Culture et arts Grenade

L’occupation française de l’île (1650-1763) a laissé peu de traces visibles : deux forts en ruines sur les hauteurs de St George’s et une panoplie de noms sur les cartes de l’île - parfois avec quelques fautes d’orthographe à la clef... Ainsi les noms de Morne Rouge, Petit Cabrits, Point Salines, Lance aux Épines, Perdmontemps, Pomme Rose, Bellevue, Crochu, Morne Fendue et jusqu’aux falaises de Sauteurs, à la pointe nord, d’où les derniers Indiens Caraïbes se seraient jetés dans le vide plutôt que de se soumettre aux Français. Le patois franco-créole de jadis a graduellement disparu au fil des générations.

La culture grenadienne d’aujourd’hui est avant tout d’origine africaine. L’importance de la musique en témoigne. Ajoutons à cela quelques touches indiennes, perceptibles en particulier dans la cuisine, où le curry et les rotis (crêpes) sont largement présents.

Contes et légendes

Les vieilles histoires grenadiennes tremblent encore devant la menace du ligaroo, le loup-garou, apporté par les colons français dans leurs bagages. Son seul but, disait-on, était de se nourrir de sang humain la nuit venue, à la manière des vampires - mais sans condamner ses victimes au trépas éternel. C’est sur la peau des femmes les plus claires, affirme-t-on, que l’on voyait le mieux la trace de son passage. À travers le ligaroo, la peur africaine du noir rencontrait les mythes médiévaux européens. Pour s’en protéger, on clouait un fer à cheval sur la porte, de l’ail ou une croix, ou l’on chaussait son pyjama devant derrière... Plus efficace encore : le bol de riz ou de sable placé à l’entrée. Le ligaroo ne pouvait s’empêcher de compter chaque grain et cela lui prenait bien jusqu’au matin... Puis les ligaroos ont tout envahi, ils se sont joints au carnaval. Et au lieu de s’évaporer comme par magie, ils se sont enfuis en moto, en voiture, en hélico...
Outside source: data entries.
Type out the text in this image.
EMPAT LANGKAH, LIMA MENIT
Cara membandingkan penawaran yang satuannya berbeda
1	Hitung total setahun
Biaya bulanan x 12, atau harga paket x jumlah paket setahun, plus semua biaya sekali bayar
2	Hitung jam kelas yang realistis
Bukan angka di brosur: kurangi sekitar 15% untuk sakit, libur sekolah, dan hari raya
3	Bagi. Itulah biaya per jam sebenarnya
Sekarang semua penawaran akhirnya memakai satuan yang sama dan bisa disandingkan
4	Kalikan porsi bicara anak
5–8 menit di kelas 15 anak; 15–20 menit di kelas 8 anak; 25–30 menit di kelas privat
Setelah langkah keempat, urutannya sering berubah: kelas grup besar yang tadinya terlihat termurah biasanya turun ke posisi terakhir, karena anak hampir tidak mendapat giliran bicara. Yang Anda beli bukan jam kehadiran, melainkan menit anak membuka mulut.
Dans les histoires qui faisaient frémir les enfants, il y avait aussi La Diablesse (alias Lajablaisse), si belle, toujours bien habillée et aux paroles châtiées, qui emportait les hommes avec elle sans qu’on les revoie jamais. On la reconnaissait à son pied de vache (l’autre était humain). Et puis il y avait les crebos, les serpents, si redoutés lors de la récolte du cacao, que l’on rêvait couronnés et dont on espérait réussir à conquérir le trésor.

Il y avait aussi l’anancy, dieu araignée aux mille ruses typiquement africain, et les soucoyants, cousines du ligaroo, amateurs de sang nocturnes. Prenant la forme de vieilles femmes de jour, elles abandonnaient leurs peaux dans un mortier à la nuit tombée pour se transformer en boule de feu et fondre sur leurs victimes en s’introduisant sous la porte, par la serrure ou la cheminée... La seule manière de les détruire consistait à saupoudrer leur peau de sel, de sorte à ce qu’elles ne puissent pas la renfiler.

Muscade

Histoire de la muscade

Découverte aux Moluques par les navigateurs portugais, la muscade fit longtemps l'objet d'un monopole très lucratif. Les Hollandais, après avoir chassé les Lusitaniens des îles de la Sonde, stérilisaient les noix avant de les exporter… La peine de mort était même appliquée à la contrebande des muscadiers ! Malgré toutes ces précautions, les Français, établis dans l'océan Indien, parvinrent au XVIIIe siècle à s'approprier quelques plants. Après plusieurs années d'essais, ils parvinrent à cultiver la muscade ; le monopole était brisé. Vers le milieu du XIXe siècle, les plantations asiatiques furent touchées par une épidémie. Grenade, où venaient d'être plantés quelques pieds (1843), saisit sa chance.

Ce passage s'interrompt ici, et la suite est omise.